After it cuts out, it takes much longer than it should before the compressor comes on again, resulting in wild temperature swings.

I'm in the Philippines, and at present, the normal ambient temperature here runs at about 92-102 deg F.  I have the aircon's thermostat set to hold at around 85-88 degrees, give or take a couple.  With the compressor acting up like I described above, the temperature in my room swings from a low of around 87 degrees to a high of almost a hundred.
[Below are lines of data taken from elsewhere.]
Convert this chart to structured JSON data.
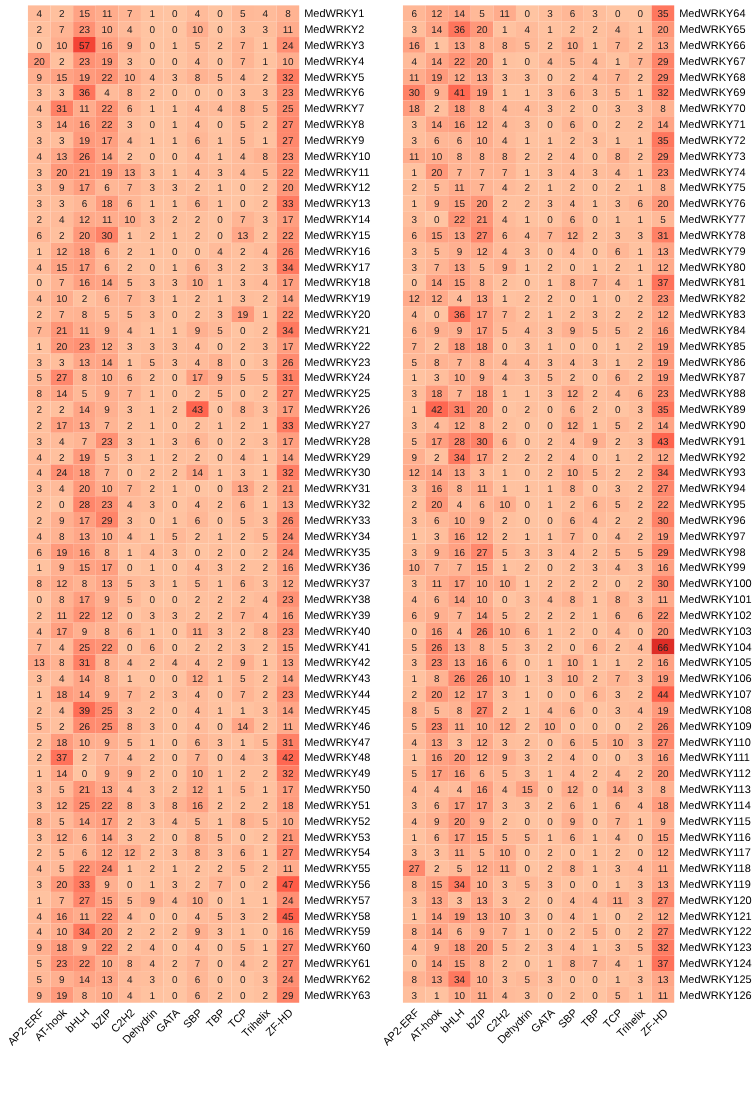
{
  "chart_data": [
    {
      "type": "heatmap",
      "data_labels": true,
      "color": "#de2d26",
      "categories": [
        "AP2-ERF",
        "AT-hook",
        "bHLH",
        "bZIP",
        "C2H2",
        "Dehydrin",
        "GATA",
        "SBP",
        "TBP",
        "TCP",
        "Trihelix",
        "ZF-HD"
      ],
      "y_categories": [
        "MedWRKY1",
        "MedWRKY2",
        "MedWRKY3",
        "MedWRKY4",
        "MedWRKY5",
        "MedWRKY6",
        "MedWRKY7",
        "MedWRKY8",
        "MedWRKY9",
        "MedWRKY10",
        "MedWRKY11",
        "MedWRKY12",
        "MedWRKY13",
        "MedWRKY14",
        "MedWRKY15",
        "MedWRKY16",
        "MedWRKY17",
        "MedWRKY18",
        "MedWRKY19",
        "MedWRKY20",
        "MedWRKY21",
        "MedWRKY22",
        "MedWRKY23",
        "MedWRKY24",
        "MedWRKY25",
        "MedWRKY26",
        "MedWRKY27",
        "MedWRKY28",
        "MedWRKY29",
        "MedWRKY30",
        "MedWRKY31",
        "MedWRKY32",
        "MedWRKY33",
        "MedWRKY34",
        "MedWRKY35",
        "MedWRKY36",
        "MedWRKY37",
        "MedWRKY38",
        "MedWRKY39",
        "MedWRKY40",
        "MedWRKY41",
        "MedWRKY42",
        "MedWRKY43",
        "MedWRKY44",
        "MedWRKY45",
        "MedWRKY46",
        "MedWRKY47",
        "MedWRKY48",
        "MedWRKY49",
        "MedWRKY50",
        "MedWRKY51",
        "MedWRKY52",
        "MedWRKY53",
        "MedWRKY54",
        "MedWRKY55",
        "MedWRKY56",
        "MedWRKY57",
        "MedWRKY58",
        "MedWRKY59",
        "MedWRKY60",
        "MedWRKY61",
        "MedWRKY62",
        "MedWRKY63"
      ],
      "cells": [
        [
          4,
          2,
          15,
          11,
          7,
          1,
          0,
          4,
          0,
          5,
          4,
          8
        ],
        [
          2,
          7,
          23,
          10,
          4,
          0,
          0,
          10,
          0,
          3,
          3,
          11
        ],
        [
          0,
          10,
          57,
          16,
          9,
          0,
          1,
          5,
          2,
          7,
          1,
          24
        ],
        [
          20,
          2,
          23,
          19,
          3,
          0,
          0,
          4,
          0,
          7,
          1,
          10
        ],
        [
          9,
          15,
          19,
          22,
          10,
          4,
          3,
          8,
          5,
          4,
          2,
          32
        ],
        [
          3,
          3,
          36,
          4,
          8,
          2,
          0,
          0,
          0,
          3,
          3,
          23
        ],
        [
          4,
          31,
          11,
          22,
          6,
          1,
          1,
          4,
          4,
          8,
          5,
          25
        ],
        [
          3,
          14,
          16,
          22,
          3,
          0,
          1,
          4,
          0,
          5,
          2,
          27
        ],
        [
          3,
          3,
          19,
          17,
          4,
          1,
          1,
          6,
          1,
          5,
          1,
          27
        ],
        [
          4,
          13,
          26,
          14,
          2,
          0,
          0,
          4,
          1,
          4,
          8,
          23
        ],
        [
          3,
          20,
          21,
          19,
          13,
          3,
          1,
          4,
          3,
          4,
          5,
          22
        ],
        [
          3,
          9,
          17,
          6,
          7,
          3,
          3,
          2,
          1,
          0,
          2,
          20
        ],
        [
          3,
          3,
          6,
          18,
          6,
          1,
          1,
          6,
          1,
          0,
          2,
          33
        ],
        [
          2,
          4,
          12,
          11,
          10,
          3,
          2,
          2,
          0,
          7,
          3,
          17
        ],
        [
          6,
          2,
          20,
          30,
          1,
          2,
          1,
          2,
          0,
          13,
          2,
          22
        ],
        [
          1,
          12,
          18,
          6,
          2,
          1,
          0,
          0,
          4,
          2,
          4,
          26
        ],
        [
          4,
          15,
          17,
          6,
          2,
          0,
          1,
          6,
          3,
          2,
          3,
          34
        ],
        [
          0,
          7,
          16,
          14,
          5,
          3,
          3,
          10,
          1,
          3,
          4,
          17
        ],
        [
          4,
          10,
          2,
          6,
          7,
          3,
          1,
          2,
          1,
          3,
          2,
          14
        ],
        [
          2,
          7,
          8,
          5,
          5,
          3,
          0,
          2,
          3,
          19,
          1,
          22
        ],
        [
          7,
          21,
          11,
          9,
          4,
          1,
          1,
          9,
          5,
          0,
          2,
          34
        ],
        [
          1,
          20,
          23,
          12,
          3,
          3,
          3,
          4,
          0,
          2,
          3,
          17
        ],
        [
          3,
          3,
          13,
          14,
          1,
          5,
          3,
          4,
          8,
          0,
          3,
          26
        ],
        [
          5,
          27,
          8,
          10,
          6,
          2,
          0,
          17,
          9,
          5,
          5,
          31
        ],
        [
          8,
          14,
          5,
          9,
          7,
          1,
          0,
          2,
          5,
          0,
          2,
          27
        ],
        [
          2,
          2,
          14,
          9,
          3,
          1,
          2,
          43,
          0,
          8,
          3,
          17
        ],
        [
          2,
          17,
          13,
          7,
          2,
          1,
          0,
          2,
          1,
          2,
          1,
          33
        ],
        [
          3,
          4,
          7,
          23,
          3,
          1,
          3,
          6,
          0,
          2,
          3,
          17
        ],
        [
          4,
          2,
          19,
          5,
          3,
          1,
          2,
          2,
          0,
          4,
          1,
          14
        ],
        [
          4,
          24,
          18,
          7,
          0,
          2,
          2,
          14,
          1,
          3,
          1,
          32
        ],
        [
          3,
          4,
          20,
          10,
          7,
          2,
          1,
          0,
          0,
          13,
          2,
          21
        ],
        [
          2,
          0,
          28,
          23,
          4,
          3,
          0,
          4,
          2,
          6,
          1,
          13
        ],
        [
          2,
          9,
          17,
          29,
          3,
          0,
          1,
          6,
          0,
          5,
          3,
          26
        ],
        [
          4,
          8,
          13,
          10,
          4,
          1,
          5,
          2,
          1,
          2,
          5,
          24
        ],
        [
          6,
          19,
          16,
          8,
          1,
          4,
          3,
          0,
          2,
          0,
          2,
          24
        ],
        [
          1,
          9,
          15,
          17,
          0,
          1,
          0,
          4,
          3,
          2,
          2,
          16
        ],
        [
          8,
          12,
          8,
          13,
          5,
          3,
          1,
          5,
          1,
          6,
          3,
          12
        ],
        [
          0,
          8,
          17,
          9,
          5,
          0,
          0,
          2,
          2,
          2,
          4,
          23
        ],
        [
          2,
          11,
          22,
          12,
          0,
          3,
          3,
          2,
          2,
          7,
          4,
          16
        ],
        [
          4,
          17,
          9,
          8,
          6,
          1,
          0,
          11,
          3,
          2,
          8,
          23
        ],
        [
          7,
          4,
          25,
          22,
          0,
          6,
          0,
          2,
          2,
          3,
          2,
          15
        ],
        [
          13,
          8,
          31,
          8,
          4,
          2,
          4,
          4,
          2,
          9,
          1,
          13
        ],
        [
          3,
          4,
          14,
          8,
          1,
          0,
          0,
          12,
          1,
          5,
          2,
          14
        ],
        [
          1,
          18,
          14,
          9,
          7,
          2,
          3,
          4,
          0,
          7,
          2,
          23
        ],
        [
          2,
          4,
          39,
          25,
          3,
          2,
          0,
          4,
          1,
          1,
          3,
          14
        ],
        [
          5,
          2,
          26,
          25,
          8,
          3,
          0,
          4,
          0,
          14,
          2,
          11
        ],
        [
          2,
          18,
          10,
          9,
          5,
          1,
          0,
          6,
          3,
          1,
          5,
          31
        ],
        [
          2,
          37,
          2,
          7,
          4,
          2,
          0,
          7,
          0,
          4,
          3,
          42
        ],
        [
          1,
          14,
          0,
          9,
          9,
          2,
          0,
          10,
          1,
          2,
          2,
          32
        ],
        [
          3,
          5,
          21,
          13,
          4,
          3,
          2,
          12,
          1,
          5,
          1,
          17
        ],
        [
          3,
          12,
          25,
          22,
          8,
          3,
          8,
          16,
          2,
          2,
          2,
          18
        ],
        [
          8,
          5,
          14,
          17,
          2,
          3,
          4,
          5,
          1,
          8,
          5,
          10
        ],
        [
          3,
          12,
          6,
          14,
          3,
          2,
          0,
          8,
          5,
          0,
          2,
          21
        ],
        [
          2,
          5,
          6,
          12,
          12,
          2,
          3,
          8,
          3,
          6,
          1,
          27
        ],
        [
          4,
          5,
          22,
          24,
          1,
          2,
          1,
          2,
          2,
          5,
          2,
          11
        ],
        [
          3,
          20,
          33,
          9,
          0,
          1,
          3,
          2,
          7,
          0,
          2,
          47
        ],
        [
          1,
          7,
          27,
          15,
          5,
          9,
          4,
          10,
          0,
          1,
          1,
          24
        ],
        [
          4,
          16,
          11,
          22,
          4,
          0,
          0,
          4,
          5,
          3,
          2,
          45
        ],
        [
          4,
          10,
          34,
          20,
          2,
          2,
          2,
          9,
          3,
          1,
          0,
          16
        ],
        [
          9,
          18,
          9,
          22,
          2,
          4,
          0,
          4,
          0,
          5,
          1,
          27
        ],
        [
          5,
          23,
          22,
          10,
          8,
          4,
          2,
          7,
          0,
          4,
          2,
          27
        ],
        [
          5,
          9,
          14,
          13,
          4,
          3,
          0,
          6,
          0,
          0,
          3,
          24
        ],
        [
          9,
          19,
          8,
          10,
          4,
          1,
          0,
          6,
          2,
          0,
          2,
          29
        ]
      ]
    },
    {
      "type": "heatmap",
      "data_labels": true,
      "color": "#de2d26",
      "categories": [
        "AP2-ERF",
        "AT-hook",
        "bHLH",
        "bZIP",
        "C2H2",
        "Dehydrin",
        "GATA",
        "SBP",
        "TBP",
        "TCP",
        "Trihelix",
        "ZF-HD"
      ],
      "y_categories": [
        "MedWRKY64",
        "MedWRKY65",
        "MedWRKY66",
        "MedWRKY67",
        "MedWRKY68",
        "MedWRKY69",
        "MedWRKY70",
        "MedWRKY71",
        "MedWRKY72",
        "MedWRKY73",
        "MedWRKY74",
        "MedWRKY75",
        "MedWRKY76",
        "MedWRKY77",
        "MedWRKY78",
        "MedWRKY79",
        "MedWRKY80",
        "MedWRKY81",
        "MedWRKY82",
        "MedWRKY83",
        "MedWRKY84",
        "MedWRKY85",
        "MedWRKY86",
        "MedWRKY87",
        "MedWRKY88",
        "MedWRKY89",
        "MedWRKY90",
        "MedWRKY91",
        "MedWRKY92",
        "MedWRKY93",
        "MedWRKY94",
        "MedWRKY95",
        "MedWRKY96",
        "MedWRKY97",
        "MedWRKY98",
        "MedWRKY99",
        "MedWRKY100",
        "MedWRKY101",
        "MedWRKY102",
        "MedWRKY103",
        "MedWRKY104",
        "MedWRKY105",
        "MedWRKY106",
        "MedWRKY107",
        "MedWRKY108",
        "MedWRKY109",
        "MedWRKY110",
        "MedWRKY111",
        "MedWRKY112",
        "MedWRKY113",
        "MedWRKY114",
        "MedWRKY115",
        "MedWRKY116",
        "MedWRKY117",
        "MedWRKY118",
        "MedWRKY119",
        "MedWRKY120",
        "MedWRKY121",
        "MedWRKY122",
        "MedWRKY123",
        "MedWRKY124",
        "MedWRKY125",
        "MedWRKY126"
      ],
      "cells": [
        [
          6,
          12,
          14,
          5,
          11,
          0,
          3,
          6,
          3,
          0,
          0,
          35
        ],
        [
          3,
          14,
          36,
          20,
          1,
          4,
          1,
          2,
          2,
          4,
          1,
          20
        ],
        [
          16,
          1,
          13,
          8,
          8,
          5,
          2,
          10,
          1,
          7,
          2,
          13
        ],
        [
          4,
          14,
          22,
          20,
          1,
          0,
          4,
          5,
          4,
          1,
          7,
          29
        ],
        [
          11,
          19,
          12,
          13,
          3,
          3,
          0,
          2,
          4,
          7,
          2,
          29
        ],
        [
          30,
          9,
          41,
          19,
          1,
          1,
          3,
          6,
          3,
          5,
          1,
          32
        ],
        [
          18,
          2,
          18,
          8,
          4,
          4,
          3,
          2,
          0,
          3,
          3,
          8
        ],
        [
          3,
          14,
          16,
          12,
          4,
          3,
          0,
          6,
          0,
          2,
          2,
          14
        ],
        [
          3,
          6,
          6,
          10,
          4,
          1,
          1,
          2,
          3,
          1,
          1,
          35
        ],
        [
          11,
          10,
          8,
          8,
          8,
          2,
          2,
          4,
          0,
          8,
          2,
          29
        ],
        [
          1,
          20,
          7,
          7,
          7,
          1,
          3,
          4,
          3,
          4,
          1,
          23
        ],
        [
          2,
          5,
          11,
          7,
          4,
          2,
          1,
          2,
          0,
          2,
          1,
          8
        ],
        [
          1,
          9,
          15,
          20,
          2,
          2,
          3,
          4,
          1,
          3,
          6,
          20
        ],
        [
          3,
          0,
          22,
          21,
          4,
          1,
          0,
          6,
          0,
          1,
          1,
          5
        ],
        [
          6,
          15,
          13,
          27,
          6,
          4,
          7,
          12,
          2,
          3,
          3,
          31
        ],
        [
          3,
          5,
          9,
          12,
          4,
          3,
          0,
          4,
          0,
          6,
          1,
          13
        ],
        [
          3,
          7,
          13,
          5,
          9,
          1,
          2,
          0,
          1,
          2,
          1,
          12
        ],
        [
          0,
          14,
          15,
          8,
          2,
          0,
          1,
          8,
          7,
          4,
          1,
          37
        ],
        [
          12,
          12,
          4,
          13,
          1,
          2,
          2,
          0,
          1,
          0,
          2,
          23
        ],
        [
          4,
          0,
          36,
          17,
          7,
          2,
          1,
          2,
          3,
          2,
          2,
          12
        ],
        [
          6,
          9,
          9,
          17,
          5,
          4,
          3,
          9,
          5,
          5,
          2,
          16
        ],
        [
          7,
          2,
          18,
          18,
          0,
          3,
          1,
          0,
          0,
          1,
          2,
          19
        ],
        [
          5,
          8,
          7,
          8,
          4,
          4,
          3,
          4,
          3,
          1,
          2,
          19
        ],
        [
          1,
          3,
          10,
          9,
          4,
          3,
          5,
          2,
          0,
          6,
          2,
          19
        ],
        [
          3,
          18,
          7,
          18,
          1,
          1,
          3,
          12,
          2,
          4,
          6,
          23
        ],
        [
          1,
          42,
          31,
          20,
          0,
          2,
          0,
          6,
          2,
          0,
          3,
          35
        ],
        [
          3,
          4,
          12,
          8,
          2,
          0,
          0,
          12,
          1,
          5,
          2,
          14
        ],
        [
          5,
          17,
          28,
          30,
          6,
          0,
          2,
          4,
          9,
          2,
          3,
          43
        ],
        [
          9,
          2,
          34,
          17,
          2,
          2,
          2,
          4,
          0,
          1,
          2,
          12
        ],
        [
          12,
          14,
          13,
          3,
          1,
          0,
          2,
          10,
          5,
          2,
          2,
          34
        ],
        [
          3,
          16,
          8,
          11,
          1,
          1,
          1,
          8,
          0,
          3,
          2,
          27
        ],
        [
          2,
          20,
          4,
          6,
          10,
          0,
          1,
          2,
          6,
          5,
          2,
          22
        ],
        [
          3,
          6,
          10,
          9,
          2,
          0,
          0,
          6,
          4,
          2,
          2,
          30
        ],
        [
          1,
          3,
          16,
          12,
          2,
          1,
          1,
          7,
          0,
          4,
          2,
          19
        ],
        [
          3,
          9,
          16,
          27,
          5,
          3,
          3,
          4,
          2,
          5,
          5,
          29
        ],
        [
          10,
          7,
          7,
          15,
          1,
          2,
          0,
          2,
          3,
          4,
          3,
          16
        ],
        [
          3,
          11,
          17,
          10,
          10,
          1,
          2,
          2,
          2,
          0,
          2,
          30
        ],
        [
          4,
          6,
          14,
          10,
          0,
          3,
          4,
          8,
          1,
          8,
          3,
          11
        ],
        [
          6,
          9,
          7,
          14,
          5,
          2,
          2,
          2,
          1,
          6,
          6,
          22
        ],
        [
          0,
          16,
          4,
          26,
          10,
          6,
          1,
          2,
          0,
          4,
          0,
          20
        ],
        [
          5,
          26,
          13,
          8,
          5,
          3,
          2,
          0,
          6,
          2,
          4,
          66
        ],
        [
          3,
          23,
          13,
          16,
          6,
          0,
          1,
          10,
          1,
          1,
          2,
          16
        ],
        [
          1,
          8,
          26,
          26,
          10,
          1,
          3,
          10,
          2,
          7,
          3,
          19
        ],
        [
          2,
          20,
          12,
          17,
          3,
          1,
          0,
          0,
          6,
          3,
          2,
          44
        ],
        [
          8,
          5,
          8,
          27,
          2,
          1,
          4,
          6,
          0,
          3,
          4,
          19
        ],
        [
          5,
          23,
          11,
          10,
          12,
          2,
          10,
          0,
          0,
          0,
          2,
          26
        ],
        [
          4,
          13,
          3,
          12,
          3,
          2,
          0,
          6,
          5,
          10,
          3,
          27
        ],
        [
          1,
          16,
          20,
          12,
          9,
          3,
          2,
          4,
          0,
          0,
          3,
          16
        ],
        [
          5,
          17,
          16,
          6,
          5,
          3,
          1,
          4,
          2,
          4,
          2,
          20
        ],
        [
          4,
          4,
          4,
          16,
          4,
          15,
          0,
          12,
          0,
          14,
          3,
          8
        ],
        [
          3,
          6,
          17,
          17,
          3,
          3,
          2,
          6,
          1,
          6,
          4,
          18
        ],
        [
          4,
          9,
          20,
          9,
          2,
          0,
          0,
          9,
          0,
          7,
          1,
          9
        ],
        [
          1,
          6,
          17,
          15,
          5,
          5,
          1,
          6,
          1,
          4,
          0,
          15
        ],
        [
          3,
          3,
          11,
          5,
          10,
          0,
          2,
          0,
          1,
          2,
          0,
          12
        ],
        [
          27,
          2,
          5,
          12,
          11,
          0,
          2,
          8,
          1,
          3,
          4,
          11
        ],
        [
          8,
          15,
          34,
          10,
          3,
          5,
          3,
          0,
          0,
          1,
          3,
          13
        ],
        [
          3,
          13,
          3,
          13,
          3,
          2,
          0,
          4,
          4,
          11,
          3,
          27
        ],
        [
          1,
          14,
          19,
          13,
          10,
          3,
          0,
          4,
          1,
          0,
          2,
          12
        ],
        [
          8,
          14,
          6,
          9,
          7,
          1,
          0,
          2,
          5,
          0,
          2,
          27
        ],
        [
          4,
          9,
          18,
          20,
          5,
          2,
          3,
          4,
          1,
          3,
          5,
          32
        ],
        [
          0,
          14,
          15,
          8,
          2,
          0,
          1,
          8,
          7,
          4,
          1,
          37
        ],
        [
          8,
          13,
          34,
          10,
          3,
          5,
          3,
          0,
          0,
          1,
          3,
          13
        ],
        [
          3,
          1,
          10,
          11,
          4,
          3,
          0,
          2,
          0,
          5,
          1,
          11
        ]
      ]
    }
  ]
}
There are no loose wiring connections, and the caps are fine. I suspected the thermostat to be the culprit but a simple continuity test with a multimeter showed it was working fine, or at least it had continuity.  The switches are all fine too.  The system has never been repaired, refilled with refrigerant, nor has any of the tubing been opened since it came out of the factory, so I guess that rules out contaminated refrigerant.  The hot air that comes out the back when the compressor's running seems normal too.  The cooling coils are clean, front and back.  No rattling, humming, hissing or any unusual sound or vibration can be heard or felt.  Voltage at the outlet where the unit's plugged in is also nominal.

Also, when the compressor's running, I noticed that there are around 6 (3 pairs, one pair at the top, one pair around the middle and the third pair near the bottom) of the pipes going to the cooling coils in front of the AC had a (very) thin layer of frost that went away as soon as the compressor cuts out.  Does that layer of frost mean anything?

I hope someone can give me advice on what to check, or maybe his opinion on what could be wrong with this thing.  Any advice, suggestion, opinion, theory, or even an educated guess would be very much appreciated...

Thank you.


----------